Suriye’de sekiz askerimizin şehit olduğunu üzülerek öğrendik. Gencecik çocuklarımızın fotoğraflarına bakınca içimiz yandı. İdlip’te şehit olan çocuklarımıza Tanrı’dan rahmet, yakınlarına ve ulusumuza baş sağlığı diliyorum.

Geçen hafta, Antalya Ticaret Borsasının davetlisi olarak Amiral Cem Gürdeniz Antalya’da bir konferans verdi. Ticaret Borsası’nın Kalekapısı’ndaki toplantı salonu tamamen doluydu, ayakta kalanlar bile vardı.

İki saate yakın, harita ve resimler üzerinde, bir perde gösterisiyle de canlandırılan konferansı tüm konuklar dikkatleri dağılmadan dinlediler. Öylesine bilgilerle donatılmış bir konferanstı ki gelenler; konferanstan, silahlı kuvvetlerimizin uyanık bekçiliğine güven duyarak ve bilinçlenmiş olarak çıktılar.

Öncelikle ülkemizin üç yanının denizlerle kaplı olmasından doğan büyük stratejik gücümüzün ve denizlerin içinde kalan MAVİ VATANIMIZIN denizin altı ve denizin içindeki zenginliklerinin önemini kavradık.

Amiral Cem Gürdeniz, Osmanlı İmparatorluğunun çöküş nedenlerinin en önemlilerinden birinin de denizlerdeki egemenliğini kaybetmesi olduğunu anlattı. Bugün ise Deniz Kuvvetlerimizin aynı anda dört denizde birden tatbikat yaptığını ve bu güçte olduğunu bildirdi.

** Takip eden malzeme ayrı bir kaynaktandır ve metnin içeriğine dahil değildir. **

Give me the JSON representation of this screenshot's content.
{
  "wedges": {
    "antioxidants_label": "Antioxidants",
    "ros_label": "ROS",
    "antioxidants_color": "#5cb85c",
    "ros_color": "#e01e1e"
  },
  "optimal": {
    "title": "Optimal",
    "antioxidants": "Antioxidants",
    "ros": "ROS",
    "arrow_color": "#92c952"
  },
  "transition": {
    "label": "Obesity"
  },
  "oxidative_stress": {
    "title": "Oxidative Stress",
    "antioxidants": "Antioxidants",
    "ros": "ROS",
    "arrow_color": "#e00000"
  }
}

“Çağımızda nükleer (çekirdek) silahlardan sonra en büyük güvenlik sağlayıcı olan icat denizaltılardır. Denizaltıları kendiniz yapıyorsanız yatağınızda rahat uyuyunuz. Denizaltıların silahlarını da kendiniz yapıyorsanız daha rahat uyuyunuz. Eğer denizaltıların silahlarının torpillerini, füzelerini, mühimmatını kendiniz yapıyorsanız daha da rahat uyuyunuz. Bütün bunları kendimiz yapıyoruz. Milgem projesinden dolayı Oramiral Özden Örnek’in büyük katkılarını rahmetle anıyoruz” dedi.

Deniz Kuvvetlerimizin bugün deniz aşırı ülkelerde görev yapmakta olduğunu, Somali açıklarındaki gemilerimizin her çeşit gereksinmesini ve etkin görevini yapabilecek büyük bir organizasyonu başardığımızı bildirdi.

Ordumuzun; Emperyalist ülkelerin güneyimizde kurmak istediği ve Hatay’dan denize açılan bir ayrılıkçı devlet oluşumunu önlediğini, Karadeniz’in bir huzur denizi olmasını sağlayan Montrö Sözleşmesiyle İstanbul ve Çanakkale boğazlarının Türkiye’nin egemenliği altında olduğunu bildirdi.

Kıbrıs, Doğu Akdeniz, Karadeniz konusunda anlattıklarını dinlemenizi isterdim. Kıbrıs’ın Türkiye için neden vazgeçilemez olduğunu…

İki saatlik bilgi akışını tamamen aktarmak olanaksızdır.

Ancak, bütün olumsuzluklara karşın, ülkemizin silahlı kuvvetlerimizin güvencesi altında olduğunu bilmenin iç huzuruyla ayrıldık konferanstan…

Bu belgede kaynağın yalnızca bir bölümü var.